You might want to sit down for this… Cod Liver oil is a dietary supplement derived from the liver of cod fish. We use it at the compounding pharmacy for making medical suspensions for animals. This got me wondering about the history of this oil. It contains the omega-3 fatty acids, eicosapentaenoic acid (EPA) and docosahexaenoic acid (DHA) which play an important role in the human diet and in human physiology. Cod liver oil also has vitamins A and D and was historically given to children to prevent Rickets (weak or soft bones in children). A tablespoon contains 4,080 μg of retinol (vitamin A) and 34 μg (1360 IU) of vitamin D.
The “Father of Medicine”, Hippocrates, used dolphin liver oil for skin issue and the Vikings called it “the gold of the ocean” for it’s healing properties.

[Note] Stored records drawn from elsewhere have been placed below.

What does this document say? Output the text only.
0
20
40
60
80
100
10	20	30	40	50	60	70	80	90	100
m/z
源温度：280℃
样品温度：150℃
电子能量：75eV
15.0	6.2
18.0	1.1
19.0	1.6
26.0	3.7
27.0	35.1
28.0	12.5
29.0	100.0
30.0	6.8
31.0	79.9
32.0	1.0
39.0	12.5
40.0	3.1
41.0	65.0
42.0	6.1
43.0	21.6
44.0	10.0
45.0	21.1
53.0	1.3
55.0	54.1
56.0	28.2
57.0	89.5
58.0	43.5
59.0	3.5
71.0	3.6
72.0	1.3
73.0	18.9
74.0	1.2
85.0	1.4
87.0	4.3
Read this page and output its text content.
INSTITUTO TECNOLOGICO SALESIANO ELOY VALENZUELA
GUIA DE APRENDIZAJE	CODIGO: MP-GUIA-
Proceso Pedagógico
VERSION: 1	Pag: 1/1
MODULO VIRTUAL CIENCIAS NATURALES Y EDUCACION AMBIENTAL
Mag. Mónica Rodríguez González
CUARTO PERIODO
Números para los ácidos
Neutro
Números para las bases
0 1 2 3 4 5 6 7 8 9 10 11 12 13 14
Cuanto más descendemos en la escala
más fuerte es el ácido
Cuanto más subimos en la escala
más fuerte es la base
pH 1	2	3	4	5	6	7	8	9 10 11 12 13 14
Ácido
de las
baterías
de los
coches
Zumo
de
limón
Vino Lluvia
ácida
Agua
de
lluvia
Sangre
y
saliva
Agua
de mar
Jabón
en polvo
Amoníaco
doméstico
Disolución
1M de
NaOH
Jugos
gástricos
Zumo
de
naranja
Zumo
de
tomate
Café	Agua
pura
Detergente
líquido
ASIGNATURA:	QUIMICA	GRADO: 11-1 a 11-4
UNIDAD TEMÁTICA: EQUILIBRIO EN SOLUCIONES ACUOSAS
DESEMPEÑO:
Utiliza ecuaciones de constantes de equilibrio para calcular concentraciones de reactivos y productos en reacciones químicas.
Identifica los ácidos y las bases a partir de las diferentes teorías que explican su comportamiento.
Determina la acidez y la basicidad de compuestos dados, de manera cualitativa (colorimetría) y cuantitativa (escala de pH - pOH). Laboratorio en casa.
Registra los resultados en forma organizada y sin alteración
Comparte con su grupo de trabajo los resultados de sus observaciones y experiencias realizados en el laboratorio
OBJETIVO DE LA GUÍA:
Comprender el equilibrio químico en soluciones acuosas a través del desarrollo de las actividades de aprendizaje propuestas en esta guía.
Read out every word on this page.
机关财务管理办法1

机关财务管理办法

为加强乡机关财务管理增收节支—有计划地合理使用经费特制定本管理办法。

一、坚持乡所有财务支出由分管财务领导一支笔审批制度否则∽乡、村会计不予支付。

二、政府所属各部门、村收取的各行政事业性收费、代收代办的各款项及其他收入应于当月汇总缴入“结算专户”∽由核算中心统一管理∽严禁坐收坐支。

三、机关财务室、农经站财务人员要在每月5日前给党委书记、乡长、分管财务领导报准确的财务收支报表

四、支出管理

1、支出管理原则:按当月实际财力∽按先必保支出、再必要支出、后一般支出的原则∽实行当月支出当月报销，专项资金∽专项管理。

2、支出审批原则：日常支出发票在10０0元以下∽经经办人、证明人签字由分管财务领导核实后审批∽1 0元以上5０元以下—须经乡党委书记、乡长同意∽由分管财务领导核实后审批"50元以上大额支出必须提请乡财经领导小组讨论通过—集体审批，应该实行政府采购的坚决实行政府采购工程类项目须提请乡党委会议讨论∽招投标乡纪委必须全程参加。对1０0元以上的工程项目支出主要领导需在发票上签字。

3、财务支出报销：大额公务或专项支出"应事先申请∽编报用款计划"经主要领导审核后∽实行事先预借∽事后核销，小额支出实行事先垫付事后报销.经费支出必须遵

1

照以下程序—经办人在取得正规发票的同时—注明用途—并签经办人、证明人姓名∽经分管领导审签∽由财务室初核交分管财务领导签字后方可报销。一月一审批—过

Cod liver oil was a popular folk remedy in Europe for centuries and English doctors began studying and prescribing it, around, 1782 for rheumatism.
It was the 19th century when it started being used for the aforementioned Rickets, tuberculosis, joint and muscle pain, and skin wounds. Scandinavian Vikings produced cod liver oil by laying birch tree branches over a kettle of water, and fresh livers were laid over the branches. The water was brought to a boil and as the steam rose, the oil from the liver dripped into the water and was skimmed off.
During the Industrial Revolution livers were placed in barrels and the oil was skimmed off the top of the rotted meat, smelling rancid. In 1850, Peter Möller ground the livers, with water, into a slurry that was simmered until the oil rose to the top. This is called the Möller Process.
Cod liver oil may be useful in secondary prophylaxis (disease prevention) after a heart attack. Diets with cod liver oil have also been demonstrated to have beneficial effects on psoriasis and depression. In Tübingen, Germany, they have the losers of the Stocherkahnrennen, a boat race, drink a glass of cod liver oil.